As for Biden, who the Democrats appear reluctantly stuck with, he continues to face criticism for having, as Pollak noted, “built alliances with old segregationists and … a record of offensive racial rhetoric.” Busing, a hot topic while Fidel Castro was hiding from the true fight against Batista in the Sierra Maesta, also found its way on the Democrat debate menu.

Where that leaves the Party on foreign policy issues that matter in the 21st century is anyone’s guess. As Pollak notes, the few times the Democrats failed to avoid talking about foreign policy – one of the few areas in which the president actually has power to act, constitutionally – they criticized actions by President Trump that were largely successful. On other occasions – notably, the war in Afghanistan – they insisted that Trump was wrong while proposing an “alternative” policy that sounded exactly like Trump’s.

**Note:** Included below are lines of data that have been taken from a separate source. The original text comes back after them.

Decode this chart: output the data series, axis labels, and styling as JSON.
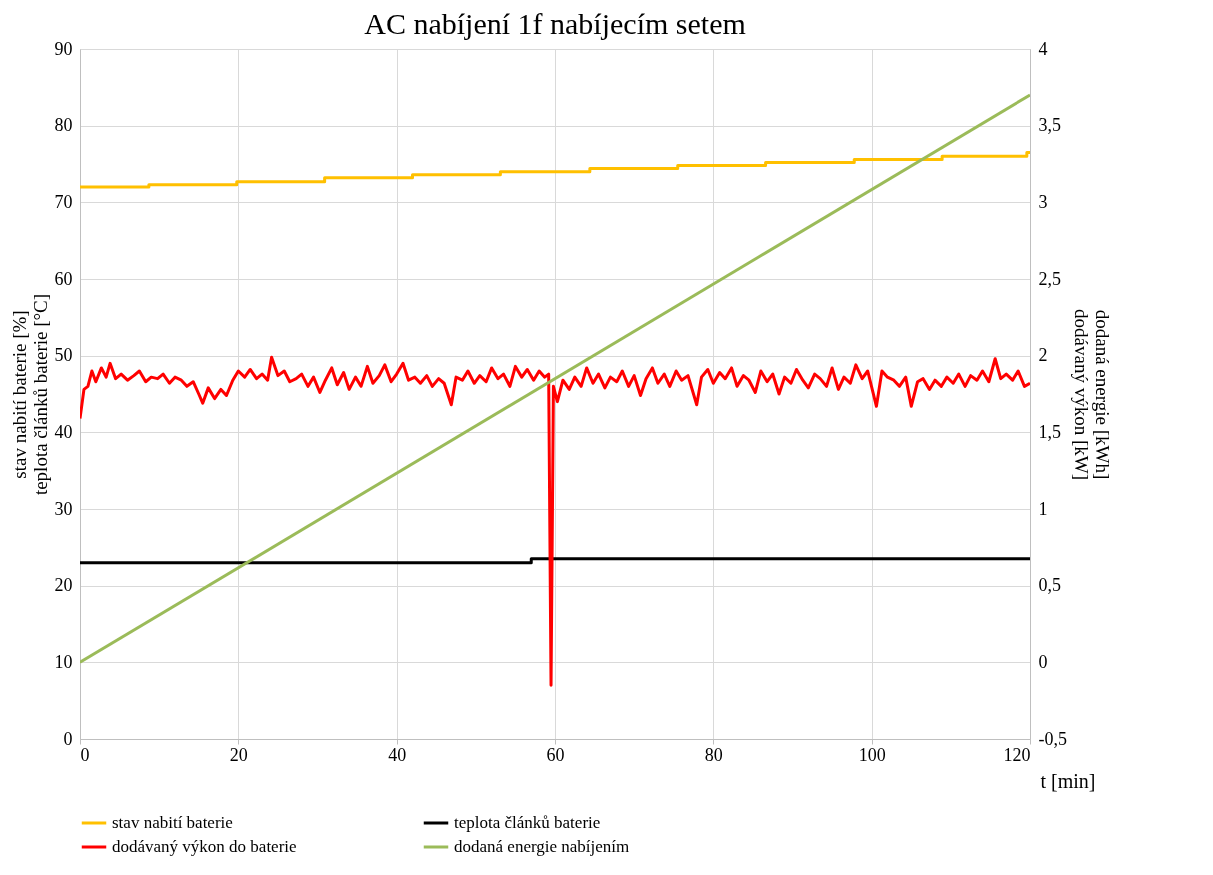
{
  "chart_data": {
    "type": "line",
    "title": "AC nabíjení 1f nabíjecím setem",
    "xlabel": "t [min]",
    "ylabel": "stav nabití baterie [%]\nteplota článků baterie [°C]",
    "y2label": "dodaná energie [kWh]\ndodávaný výkon [kW]",
    "xlim": [
      0,
      120
    ],
    "xticks": [
      0,
      20,
      40,
      60,
      80,
      100,
      120
    ],
    "ylim": [
      0,
      90
    ],
    "yticks": [
      0,
      10,
      20,
      30,
      40,
      50,
      60,
      70,
      80,
      90
    ],
    "y2lim": [
      -0.5,
      4
    ],
    "y2ticks": [
      {
        "value": -0.5,
        "label": "-0,5"
      },
      0,
      {
        "value": 0.5,
        "label": "0,5"
      },
      1,
      {
        "value": 1.5,
        "label": "1,5"
      },
      2,
      {
        "value": 2.5,
        "label": "2,5"
      },
      3,
      {
        "value": 3.5,
        "label": "3,5"
      },
      4
    ],
    "grid": true,
    "legend": "bottom",
    "series": [
      {
        "name": "stav nabití baterie",
        "color": "#ffc000",
        "type": "step",
        "x": [
          0,
          8.7,
          19.8,
          30.9,
          42,
          53.1,
          64.4,
          75.5,
          86.6,
          97.8,
          108.9,
          119.6,
          120
        ],
        "values": [
          72,
          72.3,
          72.7,
          73.2,
          73.6,
          74.0,
          74.4,
          74.8,
          75.2,
          75.6,
          76.0,
          76.5,
          76.5
        ]
      },
      {
        "name": "teplota článků baterie",
        "color": "#000000",
        "type": "step",
        "x": [
          0,
          57,
          120
        ],
        "values": [
          23,
          23.5,
          23.5
        ]
      },
      {
        "name": "dodávaný výkon do baterie",
        "color": "#ff0000",
        "axis": "y2",
        "x": [
          0,
          0.5,
          1,
          1.5,
          2,
          2.7,
          3.3,
          3.8,
          4.5,
          5.2,
          6,
          6.8,
          7.5,
          8.3,
          9,
          9.8,
          10.5,
          11.3,
          12,
          12.8,
          13.5,
          14.3,
          15,
          15.5,
          16.2,
          17,
          17.8,
          18.5,
          19.3,
          20,
          20.8,
          21.5,
          22.3,
          23,
          23.7,
          24.2,
          25,
          25.8,
          26.5,
          27.3,
          28,
          28.8,
          29.5,
          30.3,
          31,
          31.8,
          32.5,
          33.3,
          34,
          34.8,
          35.5,
          36.3,
          37,
          37.8,
          38.5,
          39.3,
          40,
          40.8,
          41.5,
          42.3,
          43,
          43.8,
          44.5,
          45.3,
          46,
          46.9,
          47.5,
          48.3,
          49,
          49.8,
          50.5,
          51.3,
          52,
          52.8,
          53.5,
          54.3,
          55,
          55.8,
          56.5,
          57.3,
          58,
          58.7,
          59.2,
          59.5,
          59.8,
          60.3,
          61,
          61.8,
          62.5,
          63.3,
          64,
          64.8,
          65.5,
          66.3,
          67,
          67.8,
          68.5,
          69.3,
          70,
          70.8,
          71.5,
          72.3,
          73,
          73.8,
          74.5,
          75.3,
          76,
          76.8,
          77.9,
          78.5,
          79.3,
          80,
          80.8,
          81.5,
          82.3,
          83,
          83.8,
          84.5,
          85.3,
          86,
          86.8,
          87.5,
          88.3,
          89,
          89.8,
          90.5,
          91.3,
          92,
          92.8,
          93.5,
          94.3,
          95,
          95.8,
          96.5,
          97.3,
          98,
          98.8,
          99.5,
          100.6,
          101.3,
          102,
          102.8,
          103.5,
          104.3,
          105,
          105.8,
          106.5,
          107.3,
          108,
          108.8,
          109.5,
          110.3,
          111,
          111.8,
          112.5,
          113.3,
          114,
          114.8,
          115.6,
          116.3,
          117,
          117.8,
          118.5,
          119.3,
          120
        ],
        "values": [
          1.59,
          1.78,
          1.8,
          1.9,
          1.83,
          1.92,
          1.86,
          1.95,
          1.85,
          1.88,
          1.84,
          1.87,
          1.9,
          1.83,
          1.86,
          1.85,
          1.88,
          1.82,
          1.86,
          1.84,
          1.8,
          1.83,
          1.75,
          1.69,
          1.79,
          1.72,
          1.78,
          1.74,
          1.84,
          1.9,
          1.86,
          1.91,
          1.85,
          1.88,
          1.84,
          1.99,
          1.87,
          1.9,
          1.83,
          1.85,
          1.88,
          1.8,
          1.86,
          1.76,
          1.84,
          1.92,
          1.81,
          1.89,
          1.78,
          1.86,
          1.8,
          1.93,
          1.82,
          1.87,
          1.94,
          1.83,
          1.88,
          1.95,
          1.84,
          1.86,
          1.82,
          1.87,
          1.8,
          1.85,
          1.82,
          1.68,
          1.86,
          1.84,
          1.9,
          1.82,
          1.87,
          1.83,
          1.92,
          1.85,
          1.88,
          1.8,
          1.93,
          1.86,
          1.91,
          1.84,
          1.9,
          1.86,
          1.88,
          -0.15,
          1.8,
          1.7,
          1.84,
          1.78,
          1.86,
          1.8,
          1.92,
          1.82,
          1.88,
          1.79,
          1.86,
          1.83,
          1.9,
          1.8,
          1.87,
          1.74,
          1.85,
          1.92,
          1.82,
          1.88,
          1.8,
          1.9,
          1.84,
          1.87,
          1.68,
          1.86,
          1.91,
          1.82,
          1.89,
          1.85,
          1.92,
          1.8,
          1.87,
          1.84,
          1.76,
          1.9,
          1.83,
          1.88,
          1.75,
          1.86,
          1.82,
          1.91,
          1.84,
          1.79,
          1.88,
          1.85,
          1.8,
          1.92,
          1.78,
          1.86,
          1.82,
          1.94,
          1.85,
          1.9,
          1.67,
          1.9,
          1.86,
          1.84,
          1.8,
          1.86,
          1.67,
          1.83,
          1.85,
          1.78,
          1.84,
          1.8,
          1.86,
          1.82,
          1.88,
          1.8,
          1.87,
          1.84,
          1.9,
          1.83,
          1.98,
          1.85,
          1.88,
          1.84,
          1.9,
          1.8,
          1.82
        ]
      },
      {
        "name": "dodaná energie nabíjením",
        "color": "#9bbb59",
        "axis": "y2",
        "x": [
          0,
          120
        ],
        "values": [
          0,
          3.7
        ]
      }
    ]
  }
}
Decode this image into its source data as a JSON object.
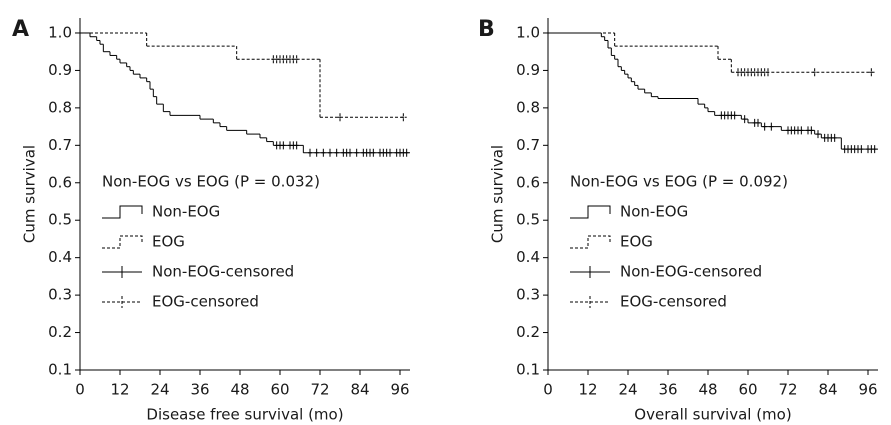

Even when trying to attract conservative voters, the Democrats offered stale fearmongering about Russia – a country that has been laughably unable to influence geopolitics for 30 years. Even the president of Ukraine, one of the few countries Russia has enough power to harass, seemed baffled by what was coming out of Congressional Democrats.

In an election year where it often feels like President Trump is doing everything in his power to make voters forget, Red November is a stark reminder that, for all its attempts at modern “wokeness,” the Democrat Party is a creature with its feet firmly cemented into the 20th century, archaic and ill-prepared for the challenges of our time.